Conclusion du chapitre 1.

Si, comme nous l’avons expliqué, la politique scientifique et le fonctionnement de ce CIC ont été modelés depuis 13 ans par celui qui l’a établi et ne peuvent être dissociés de son parcours individuel et de ses ambitions scientifiques propres (c’est qui ressort des témoignages de certains de ses membres lorsqu’ils évoquent l’avenir de la structure une fois que « le Professeur » partira à la retraite, non qu’elle disparaisse, mais que son fonctionnement et sa politique prennent une autre orientation), « le Professeur » n’a pour autant pas « créé » le CIC de la Pitié-Salpêtrière. Il a initié sa fondation parce qu’il correspondait, dans la politique de l’INSERM, à ce qu’il souhaitait faire depuis plusieurs

années et à l’image de ce qu’il avait récolté au cours de son parcours et de son apprentissage scientifique. Il l’a ensuite « thématisé », lui a donné l’impulsion scientifique et l’a inscrit comme zone d’échange dans un réseau de pratiques à l’intersection d’un ensemble d’acteurs, de politiques, d’histoires, de technologies, de savoirs et de chercheurs, vers lequel ils ont convergés pour participer à sa construction. Sans pour autant être une « coquille vide », dépendante d’un réseau, « le Professeur » en a fait l’outil de sa politique neuroscientifique partagée entre recherche et clinique. Entre ces deux faces d’une même pièce, le CIC devait être le corps de la pièce. Nous verrons alors, dans les prochaines pages, que la DBS comme objet frontière a permis d’entériner en pratique ce réseau et cette politique et comment suivre son application permet de le mettre en valeur.

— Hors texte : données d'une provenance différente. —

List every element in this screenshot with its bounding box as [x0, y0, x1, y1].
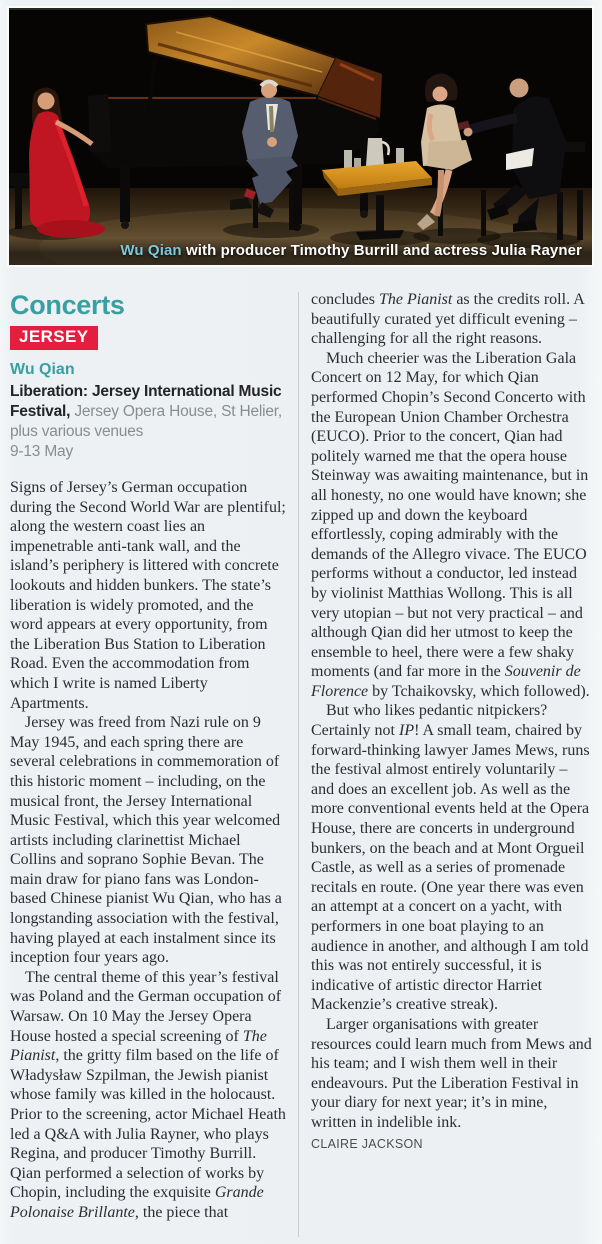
text-run: as the credits roll. A beautifully curated yet difficult evening – challenging for all the right reasons.	[311, 291, 584, 348]
text-run: But who likes pedantic nitpickers? Certainly not	[311, 702, 548, 740]
article-paragraph	[10, 478, 287, 713]
text-run: Signs of Jersey’s German occupation during the Second World War are plentiful; along the western coast lies an impenetrable anti-tank wall, and the island’s periphery is littered with concrete lookouts and hidden bunkers. The state’s liberation is widely promoted, and the word appears at every opportunity, from the Liberation Bus Station to Liberation Road. Even the accommodation from which I write is named Liberty Apartments.	[10, 479, 286, 712]
event-dates: 9-13 May	[10, 443, 74, 460]
event-listing	[10, 382, 287, 442]
italic-text-run: Grande Polonaise Brillante	[10, 1184, 264, 1221]
text-run: concludes	[311, 291, 379, 308]
article-paragraph	[311, 701, 592, 1015]
italic-text-run: The Pianist	[378, 291, 453, 308]
photo-caption-text: with producer Timothy Burrill and actress Julia Rayner	[181, 242, 582, 259]
text-run: , the piece that	[134, 1203, 229, 1221]
concert-photo	[9, 8, 592, 265]
event-title: Liberation: Jersey International Music Festival,	[10, 383, 282, 420]
article-paragraph	[311, 1015, 592, 1133]
stage-photo-illustration	[9, 8, 592, 265]
scan-edge-line	[9, 8, 592, 10]
italic-text-run: IP	[398, 722, 415, 740]
article-paragraph	[10, 968, 287, 1223]
article-paragraph	[311, 290, 592, 349]
article-paragraph	[311, 349, 592, 702]
article-column-left	[10, 478, 287, 1223]
article-column-right	[311, 290, 592, 1133]
text-run: ! A small team, chaired by forward-thinking lawyer James Mews, runs the festival almost entirely voluntarily – and does an excellent job. As well as the more conventional events held at the Opera House, there are concerts in underground bunkers, on the beach and at Mont Orgueil Castle, as well as a series of promenade recitals en route. (One year there was even an attempt at a concert on a yacht, with performers in one boat playing to an audience in another, and although I am told this was not entirely successful, it is indicative of artistic director Harriet Mackenzie’s creative streak).	[311, 722, 590, 1014]
article-paragraph	[10, 713, 287, 968]
text-run: Larger organisations with greater resources could learn much from Mews and his team; and I wish them well in their endeavours. Put the Liberation Festival in your diary for next year; it’s in mine, written in indelible ink.	[311, 1015, 592, 1131]
performer-name: Wu Qian	[10, 361, 75, 378]
section-title: Concerts	[10, 290, 125, 320]
italic-text-run: The Pianist	[10, 1027, 267, 1065]
left-column	[10, 290, 287, 1223]
text-run: , the gritty film based on the life of Władysław Szpilman, the Jewish pianist whose family was killed in the holocaust. Prior to the screening, actor Michael Heath led a Q&A with Julia Rayner, who plays Regina, and producer Timothy Burrill. Qian performed a selection of works by Chopin, including the exquisite	[10, 1047, 286, 1202]
italic-text-run: Souvenir de Florence	[311, 663, 581, 700]
text-run: Much cheerier was the Liberation Gala Concert on 12 May, for which Qian performed Chopin’s Second Concerto with the European Union Chamber Orchestra (EUCO). Prior to the concert, Qian had politely warned me that the opera house Steinway was awaiting maintenance, but in all honesty, no one would have known; she zipped up and down the keyboard effortlessly, coping admirably with the demands of the Allegro vivace. The EUCO performs without a conductor, led instead by violinist Matthias Wollong. This is all very utopian – but not very practical – and although Qian did her utmost to keep the ensemble to heel, there were a few shaky moments (and far more in the	[311, 349, 589, 681]
right-column	[311, 290, 592, 1152]
event-venue: Jersey Opera House, St Helier, plus various venues	[10, 403, 282, 440]
shadow	[223, 222, 319, 238]
photo-caption	[9, 238, 592, 265]
byline: CLAIRE JACKSON	[311, 1136, 423, 1151]
photo-caption-name: Wu Qian	[120, 242, 182, 259]
text-run: Jersey was freed from Nazi rule on 9 May 1945, and each spring there are several celebrations in commemoration of this historic moment – including, on the musical front, the Jersey International Music Festival, which this year welcomed artists including clarinettist Michael Collins and soprano Sophie Bevan. The main draw for piano fans was London-based Chinese pianist Wu Qian, who has a longstanding association with the festival, having played at each instalment since its inception four years ago.	[10, 714, 282, 967]
text-run: by Tchaikovsky, which followed).	[368, 682, 590, 700]
region-badge: JERSEY	[10, 326, 98, 350]
column-divider	[298, 292, 299, 1237]
text-run: The central theme of this year’s festival was Poland and the German occupation of Warsaw. On 10 May the Jersey Opera House hosted a special screening of	[10, 968, 282, 1045]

Ce réseau dans sa forme étendue allie donc toutes les composantes de la recherche biomédicale spécialisée dans les neurosciences et de ses applications thérapeutiques, expérimentales ou non. Si cette forme de coopération entre expérimentation et thérapeutique, recherche et clinique dans des institutions n’est pas originale – on la retrouve notamment dans le domaine du cancer ou en génétique (Baszanger, 2000, Lowy, 2002) –, la particularité du CIC provient ici du fonctionnement de la structure : le CIC est un centre intellectuel et administratif dont une grande partie de la pratique médicale (chirurgie, consultations) ou de recherche est décentralisée dans d’autres lieux (services hospitaliers ou unités de recherches).